To understand how the distribution of a random variable changes under a transformation, we use the change of variables formula. Let’s explore this concept with a concrete example involving a Gaussian random variable.

Problem Setup: Suppose $z \sim \mathcal{N}(0, 1)$ is a standard Gaussian random variable, and we apply a transformation $x = z^2$. We want to determine the distribution of $x$, the square of $z$.

Understanding the Transformation: The transformation $x = z^2$ maps $z$ to non-negative values because the square of any real number is always non-negative. This transformation introduces two "folds" since both positive and negative values of $z$ map to the same value of $x$.

Change of Variables Formula: To determine the probability density function (PDF) of $x$, we use the change of variables formula:

$$ p_x(x) = p_z(z) \left| \frac{dz}{dx} \right|, $$

where: $p_z(z)$ is the PDF of the original variable $z$; $\frac{dz}{dx}$ is the derivative (Jacobian matrix) of the transformation $x = z^2$ with respect to $z$. However, since $z$ can take both positive and negative values for the same $x$, we need to account for both branches $z = \pm \sqrt{x}$.

Proof:

Deriving the Distribution: The PDF of $z \sim \mathcal{N}(0, 1)$ is $p_z(z) = \frac{1}{\sqrt{2\pi}} \exp\left( -\frac{z^2}{2} \right)$; For $x = z^2$, the relationship between $x$ and $z$ is $z = \pm \sqrt{x}, \quad \text{and} \quad \frac{dz}{dx} = \frac{1}{2\sqrt{x}}$. Since there are two branches ($z = +\sqrt{x}$ and $z = -\sqrt{x}$), the total density $p_x(x)$ is the sum of contributions from both branches.

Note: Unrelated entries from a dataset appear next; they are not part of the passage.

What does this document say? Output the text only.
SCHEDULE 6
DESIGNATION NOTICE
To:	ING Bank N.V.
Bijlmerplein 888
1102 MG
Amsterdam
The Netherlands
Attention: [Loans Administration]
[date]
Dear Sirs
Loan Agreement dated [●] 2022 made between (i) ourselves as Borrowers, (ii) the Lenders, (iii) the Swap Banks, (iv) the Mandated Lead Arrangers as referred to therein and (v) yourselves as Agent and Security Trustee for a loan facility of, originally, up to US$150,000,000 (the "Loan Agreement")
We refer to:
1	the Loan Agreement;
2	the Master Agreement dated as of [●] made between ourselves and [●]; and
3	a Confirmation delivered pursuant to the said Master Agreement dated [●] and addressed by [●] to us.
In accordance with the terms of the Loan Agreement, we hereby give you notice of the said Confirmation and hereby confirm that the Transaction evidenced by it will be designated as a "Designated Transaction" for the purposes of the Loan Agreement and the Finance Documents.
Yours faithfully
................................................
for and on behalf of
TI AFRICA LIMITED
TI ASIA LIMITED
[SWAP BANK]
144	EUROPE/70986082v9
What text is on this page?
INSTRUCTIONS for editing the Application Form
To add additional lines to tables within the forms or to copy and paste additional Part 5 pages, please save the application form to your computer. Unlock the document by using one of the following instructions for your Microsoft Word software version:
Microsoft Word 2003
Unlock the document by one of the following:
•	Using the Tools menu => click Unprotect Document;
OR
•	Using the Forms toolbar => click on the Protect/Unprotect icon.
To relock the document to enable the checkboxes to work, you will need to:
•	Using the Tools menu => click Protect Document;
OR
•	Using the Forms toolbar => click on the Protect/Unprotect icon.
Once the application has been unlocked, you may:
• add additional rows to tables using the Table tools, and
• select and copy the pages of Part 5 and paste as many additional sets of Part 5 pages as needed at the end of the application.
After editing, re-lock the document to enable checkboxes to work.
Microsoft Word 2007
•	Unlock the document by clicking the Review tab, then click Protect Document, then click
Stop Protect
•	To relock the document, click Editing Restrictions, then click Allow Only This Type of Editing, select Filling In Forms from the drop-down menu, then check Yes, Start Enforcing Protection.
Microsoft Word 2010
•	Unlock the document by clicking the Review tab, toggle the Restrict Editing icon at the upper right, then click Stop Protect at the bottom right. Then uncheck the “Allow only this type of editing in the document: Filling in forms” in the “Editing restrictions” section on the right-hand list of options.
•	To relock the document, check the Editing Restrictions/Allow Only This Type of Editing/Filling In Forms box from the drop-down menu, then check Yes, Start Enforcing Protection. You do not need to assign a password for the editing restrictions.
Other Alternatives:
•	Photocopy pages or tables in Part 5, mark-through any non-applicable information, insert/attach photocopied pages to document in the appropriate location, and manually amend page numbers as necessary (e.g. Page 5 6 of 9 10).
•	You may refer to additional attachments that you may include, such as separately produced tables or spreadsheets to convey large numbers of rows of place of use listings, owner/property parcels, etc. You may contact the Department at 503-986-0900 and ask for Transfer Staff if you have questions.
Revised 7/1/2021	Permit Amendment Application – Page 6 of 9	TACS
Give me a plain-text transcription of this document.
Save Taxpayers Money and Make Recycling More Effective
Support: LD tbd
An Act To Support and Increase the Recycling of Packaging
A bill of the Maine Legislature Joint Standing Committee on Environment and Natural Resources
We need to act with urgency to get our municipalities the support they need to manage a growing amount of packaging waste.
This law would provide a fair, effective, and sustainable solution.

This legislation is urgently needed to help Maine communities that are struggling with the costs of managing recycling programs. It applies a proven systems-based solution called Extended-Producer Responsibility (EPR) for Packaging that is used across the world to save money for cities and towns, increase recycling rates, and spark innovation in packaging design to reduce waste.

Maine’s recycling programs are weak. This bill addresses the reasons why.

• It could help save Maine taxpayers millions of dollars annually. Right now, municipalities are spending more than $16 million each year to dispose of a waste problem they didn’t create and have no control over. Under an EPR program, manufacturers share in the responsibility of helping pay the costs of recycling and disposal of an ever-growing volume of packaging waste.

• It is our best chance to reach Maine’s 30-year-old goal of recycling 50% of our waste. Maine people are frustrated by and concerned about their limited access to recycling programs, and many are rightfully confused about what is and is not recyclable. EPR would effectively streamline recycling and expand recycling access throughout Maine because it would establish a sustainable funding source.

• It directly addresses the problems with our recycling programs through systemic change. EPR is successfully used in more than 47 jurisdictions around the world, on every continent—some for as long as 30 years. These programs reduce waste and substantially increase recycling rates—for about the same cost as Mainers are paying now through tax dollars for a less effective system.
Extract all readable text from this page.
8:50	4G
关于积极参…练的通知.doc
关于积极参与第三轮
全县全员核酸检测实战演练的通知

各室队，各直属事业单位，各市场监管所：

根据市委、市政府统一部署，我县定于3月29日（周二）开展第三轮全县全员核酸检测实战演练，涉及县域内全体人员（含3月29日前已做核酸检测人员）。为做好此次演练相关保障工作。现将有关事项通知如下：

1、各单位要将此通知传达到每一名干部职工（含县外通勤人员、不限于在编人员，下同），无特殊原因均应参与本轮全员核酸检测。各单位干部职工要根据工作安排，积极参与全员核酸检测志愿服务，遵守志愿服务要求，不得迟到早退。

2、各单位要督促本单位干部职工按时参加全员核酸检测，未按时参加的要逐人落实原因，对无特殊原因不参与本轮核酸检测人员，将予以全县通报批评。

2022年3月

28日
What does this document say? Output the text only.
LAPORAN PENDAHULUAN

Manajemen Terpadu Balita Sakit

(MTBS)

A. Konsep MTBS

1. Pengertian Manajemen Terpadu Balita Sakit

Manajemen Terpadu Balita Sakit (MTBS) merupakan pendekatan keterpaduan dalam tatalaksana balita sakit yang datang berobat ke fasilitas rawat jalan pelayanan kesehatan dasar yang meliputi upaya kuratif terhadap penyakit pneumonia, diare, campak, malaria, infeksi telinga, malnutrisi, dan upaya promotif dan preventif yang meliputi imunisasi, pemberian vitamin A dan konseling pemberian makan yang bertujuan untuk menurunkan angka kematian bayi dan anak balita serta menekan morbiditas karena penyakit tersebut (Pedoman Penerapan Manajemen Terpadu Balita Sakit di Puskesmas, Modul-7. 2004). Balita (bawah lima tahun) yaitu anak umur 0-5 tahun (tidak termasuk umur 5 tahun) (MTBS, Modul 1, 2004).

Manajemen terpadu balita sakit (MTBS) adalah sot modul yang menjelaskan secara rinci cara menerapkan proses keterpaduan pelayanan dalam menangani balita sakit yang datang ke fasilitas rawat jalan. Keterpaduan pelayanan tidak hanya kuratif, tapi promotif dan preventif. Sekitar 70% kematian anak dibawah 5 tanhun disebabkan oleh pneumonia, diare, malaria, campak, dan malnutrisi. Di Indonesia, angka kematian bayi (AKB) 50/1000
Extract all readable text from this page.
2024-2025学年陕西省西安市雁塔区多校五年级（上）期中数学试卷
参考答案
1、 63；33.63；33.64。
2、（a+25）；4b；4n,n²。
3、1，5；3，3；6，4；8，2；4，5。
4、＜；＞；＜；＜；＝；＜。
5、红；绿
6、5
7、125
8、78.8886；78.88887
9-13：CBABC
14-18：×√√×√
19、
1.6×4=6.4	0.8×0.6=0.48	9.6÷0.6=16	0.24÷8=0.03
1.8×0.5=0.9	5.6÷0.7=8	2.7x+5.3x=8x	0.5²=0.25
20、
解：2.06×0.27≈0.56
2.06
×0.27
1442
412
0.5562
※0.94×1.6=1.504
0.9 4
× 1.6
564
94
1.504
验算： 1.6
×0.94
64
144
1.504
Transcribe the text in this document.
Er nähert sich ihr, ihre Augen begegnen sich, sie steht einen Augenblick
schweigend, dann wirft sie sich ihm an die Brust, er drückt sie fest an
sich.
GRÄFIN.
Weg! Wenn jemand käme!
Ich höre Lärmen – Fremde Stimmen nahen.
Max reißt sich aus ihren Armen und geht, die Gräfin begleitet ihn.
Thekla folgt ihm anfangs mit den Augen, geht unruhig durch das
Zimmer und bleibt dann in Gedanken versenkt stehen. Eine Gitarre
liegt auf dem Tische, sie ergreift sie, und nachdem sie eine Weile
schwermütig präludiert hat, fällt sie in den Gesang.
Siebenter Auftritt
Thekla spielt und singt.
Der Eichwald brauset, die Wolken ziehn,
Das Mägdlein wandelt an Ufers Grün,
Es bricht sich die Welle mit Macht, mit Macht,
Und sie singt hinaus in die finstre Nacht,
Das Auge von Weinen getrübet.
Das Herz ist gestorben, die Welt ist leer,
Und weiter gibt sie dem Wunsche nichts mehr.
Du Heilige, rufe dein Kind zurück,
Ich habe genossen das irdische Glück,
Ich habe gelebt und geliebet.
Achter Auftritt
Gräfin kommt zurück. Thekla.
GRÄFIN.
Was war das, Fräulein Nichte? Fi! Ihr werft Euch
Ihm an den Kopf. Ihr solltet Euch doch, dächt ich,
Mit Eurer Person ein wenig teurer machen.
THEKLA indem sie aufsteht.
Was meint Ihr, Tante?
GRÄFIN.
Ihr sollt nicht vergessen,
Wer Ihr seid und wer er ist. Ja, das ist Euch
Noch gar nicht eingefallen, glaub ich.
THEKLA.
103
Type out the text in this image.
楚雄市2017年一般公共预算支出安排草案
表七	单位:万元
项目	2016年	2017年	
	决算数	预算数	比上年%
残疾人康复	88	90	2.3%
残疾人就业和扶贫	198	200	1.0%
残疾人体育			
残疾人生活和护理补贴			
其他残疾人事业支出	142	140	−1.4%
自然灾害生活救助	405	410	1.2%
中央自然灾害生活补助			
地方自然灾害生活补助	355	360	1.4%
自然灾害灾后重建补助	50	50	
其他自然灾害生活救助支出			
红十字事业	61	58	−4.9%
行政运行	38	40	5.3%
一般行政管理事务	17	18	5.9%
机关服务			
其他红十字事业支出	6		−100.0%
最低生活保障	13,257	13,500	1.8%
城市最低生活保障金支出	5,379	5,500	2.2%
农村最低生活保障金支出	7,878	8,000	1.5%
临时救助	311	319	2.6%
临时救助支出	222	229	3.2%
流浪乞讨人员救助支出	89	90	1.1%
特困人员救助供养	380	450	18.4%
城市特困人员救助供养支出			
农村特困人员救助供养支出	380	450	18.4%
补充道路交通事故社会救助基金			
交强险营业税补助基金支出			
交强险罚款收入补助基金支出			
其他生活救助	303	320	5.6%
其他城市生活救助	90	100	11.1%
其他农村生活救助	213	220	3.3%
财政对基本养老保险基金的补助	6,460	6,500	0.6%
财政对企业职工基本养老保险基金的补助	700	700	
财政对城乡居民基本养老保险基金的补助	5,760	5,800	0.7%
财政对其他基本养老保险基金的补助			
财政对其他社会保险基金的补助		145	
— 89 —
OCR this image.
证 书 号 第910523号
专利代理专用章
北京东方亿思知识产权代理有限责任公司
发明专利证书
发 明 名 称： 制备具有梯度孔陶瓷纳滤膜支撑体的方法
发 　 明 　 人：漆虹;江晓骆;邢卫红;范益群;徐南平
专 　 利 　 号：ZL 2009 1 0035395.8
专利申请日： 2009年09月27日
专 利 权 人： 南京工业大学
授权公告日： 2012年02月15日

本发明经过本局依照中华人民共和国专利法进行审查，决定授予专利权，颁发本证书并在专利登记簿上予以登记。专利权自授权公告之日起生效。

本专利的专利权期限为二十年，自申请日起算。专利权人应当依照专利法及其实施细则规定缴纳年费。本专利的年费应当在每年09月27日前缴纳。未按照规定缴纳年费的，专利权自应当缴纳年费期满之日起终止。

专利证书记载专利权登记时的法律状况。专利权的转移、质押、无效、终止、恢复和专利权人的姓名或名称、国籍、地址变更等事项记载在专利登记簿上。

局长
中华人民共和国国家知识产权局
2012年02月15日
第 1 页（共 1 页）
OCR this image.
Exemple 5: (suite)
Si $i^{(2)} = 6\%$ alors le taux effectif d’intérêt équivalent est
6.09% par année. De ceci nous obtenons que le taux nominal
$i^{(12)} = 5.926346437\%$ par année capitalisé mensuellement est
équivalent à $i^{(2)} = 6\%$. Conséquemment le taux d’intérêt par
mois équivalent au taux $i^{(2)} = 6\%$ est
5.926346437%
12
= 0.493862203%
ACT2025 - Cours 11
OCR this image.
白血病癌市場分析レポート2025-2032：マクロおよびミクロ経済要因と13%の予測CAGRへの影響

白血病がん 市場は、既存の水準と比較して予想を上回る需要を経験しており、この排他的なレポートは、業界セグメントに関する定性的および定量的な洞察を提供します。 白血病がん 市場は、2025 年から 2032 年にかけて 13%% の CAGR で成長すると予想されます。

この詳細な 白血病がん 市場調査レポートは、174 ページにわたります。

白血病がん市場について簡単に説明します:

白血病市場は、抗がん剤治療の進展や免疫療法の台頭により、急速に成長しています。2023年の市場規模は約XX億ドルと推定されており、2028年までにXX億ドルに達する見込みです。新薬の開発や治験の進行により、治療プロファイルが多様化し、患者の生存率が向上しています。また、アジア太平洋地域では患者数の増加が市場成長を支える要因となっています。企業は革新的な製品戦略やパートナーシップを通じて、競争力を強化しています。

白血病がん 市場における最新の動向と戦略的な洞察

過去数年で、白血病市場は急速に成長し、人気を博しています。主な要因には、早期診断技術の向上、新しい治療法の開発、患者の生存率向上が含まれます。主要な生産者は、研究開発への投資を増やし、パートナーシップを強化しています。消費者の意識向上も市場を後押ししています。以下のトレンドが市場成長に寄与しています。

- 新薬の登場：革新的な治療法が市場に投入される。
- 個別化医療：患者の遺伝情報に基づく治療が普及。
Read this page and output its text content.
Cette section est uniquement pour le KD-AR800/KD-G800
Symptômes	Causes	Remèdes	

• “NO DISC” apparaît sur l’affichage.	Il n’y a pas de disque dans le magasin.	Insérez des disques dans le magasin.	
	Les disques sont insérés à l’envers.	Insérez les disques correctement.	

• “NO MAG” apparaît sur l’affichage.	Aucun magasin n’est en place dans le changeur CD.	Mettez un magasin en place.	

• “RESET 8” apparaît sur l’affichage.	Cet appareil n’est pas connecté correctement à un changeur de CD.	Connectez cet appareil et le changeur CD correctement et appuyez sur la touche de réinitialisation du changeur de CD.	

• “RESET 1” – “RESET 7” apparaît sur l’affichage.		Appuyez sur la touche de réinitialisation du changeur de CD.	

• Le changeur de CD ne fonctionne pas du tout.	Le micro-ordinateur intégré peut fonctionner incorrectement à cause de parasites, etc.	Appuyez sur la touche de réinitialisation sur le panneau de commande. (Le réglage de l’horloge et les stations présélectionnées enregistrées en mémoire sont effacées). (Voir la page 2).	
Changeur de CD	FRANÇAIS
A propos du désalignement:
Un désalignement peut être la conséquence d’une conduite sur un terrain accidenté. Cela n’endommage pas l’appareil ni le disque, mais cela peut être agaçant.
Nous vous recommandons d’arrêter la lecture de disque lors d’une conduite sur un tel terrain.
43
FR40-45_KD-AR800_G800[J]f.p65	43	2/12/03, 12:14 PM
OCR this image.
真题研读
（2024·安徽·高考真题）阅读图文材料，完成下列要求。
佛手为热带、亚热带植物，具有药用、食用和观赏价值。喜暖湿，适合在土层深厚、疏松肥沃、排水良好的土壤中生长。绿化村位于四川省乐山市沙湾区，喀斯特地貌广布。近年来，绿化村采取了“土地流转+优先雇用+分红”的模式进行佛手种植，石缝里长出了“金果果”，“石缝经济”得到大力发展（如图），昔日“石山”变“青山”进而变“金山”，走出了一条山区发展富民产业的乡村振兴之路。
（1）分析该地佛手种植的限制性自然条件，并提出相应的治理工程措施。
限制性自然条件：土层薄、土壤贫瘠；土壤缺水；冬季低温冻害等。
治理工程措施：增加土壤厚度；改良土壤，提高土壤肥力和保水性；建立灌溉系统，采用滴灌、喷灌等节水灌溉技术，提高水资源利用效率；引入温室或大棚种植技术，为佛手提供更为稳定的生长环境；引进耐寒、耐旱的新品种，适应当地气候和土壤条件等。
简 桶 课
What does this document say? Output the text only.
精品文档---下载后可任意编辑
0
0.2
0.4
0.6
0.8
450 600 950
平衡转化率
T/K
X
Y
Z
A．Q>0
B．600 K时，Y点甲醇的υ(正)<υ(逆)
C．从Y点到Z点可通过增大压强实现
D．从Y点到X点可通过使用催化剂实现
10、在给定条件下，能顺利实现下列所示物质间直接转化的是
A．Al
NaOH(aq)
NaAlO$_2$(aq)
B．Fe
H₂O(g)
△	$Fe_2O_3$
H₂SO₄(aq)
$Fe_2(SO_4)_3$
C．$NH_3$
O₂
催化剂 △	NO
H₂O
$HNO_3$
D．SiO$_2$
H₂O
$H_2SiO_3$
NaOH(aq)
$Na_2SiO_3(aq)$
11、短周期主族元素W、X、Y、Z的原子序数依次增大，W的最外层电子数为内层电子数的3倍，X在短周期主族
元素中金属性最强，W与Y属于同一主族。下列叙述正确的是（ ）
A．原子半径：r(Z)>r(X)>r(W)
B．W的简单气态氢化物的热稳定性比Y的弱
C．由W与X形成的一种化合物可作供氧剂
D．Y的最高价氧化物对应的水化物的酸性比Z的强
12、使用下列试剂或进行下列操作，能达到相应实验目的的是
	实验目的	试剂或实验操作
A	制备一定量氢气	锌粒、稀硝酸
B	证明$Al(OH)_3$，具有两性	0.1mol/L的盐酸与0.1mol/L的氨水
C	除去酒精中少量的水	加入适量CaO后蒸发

Substituting $z$ into the formula, we get

$$ p_x(x) = p_z(\sqrt{x}) \left| \frac{d(\sqrt{x})}{dx} \right| + p_z(-\sqrt{x}) \left| \frac{d(-\sqrt{x})}{dx} \right|. $$

Simplifying, since $p_z(\sqrt{x}) = p_z(-\sqrt{x})$ (symmetry of the Gaussian), and $\frac{d\sqrt{x}}{dx} = \frac{1}{2\sqrt{x}}$, we get:

$$ p_x(x) = 2 \cdot p_z(\sqrt{x}) \cdot \frac{1}{2\sqrt{x}}, \quad x \geq 0. $$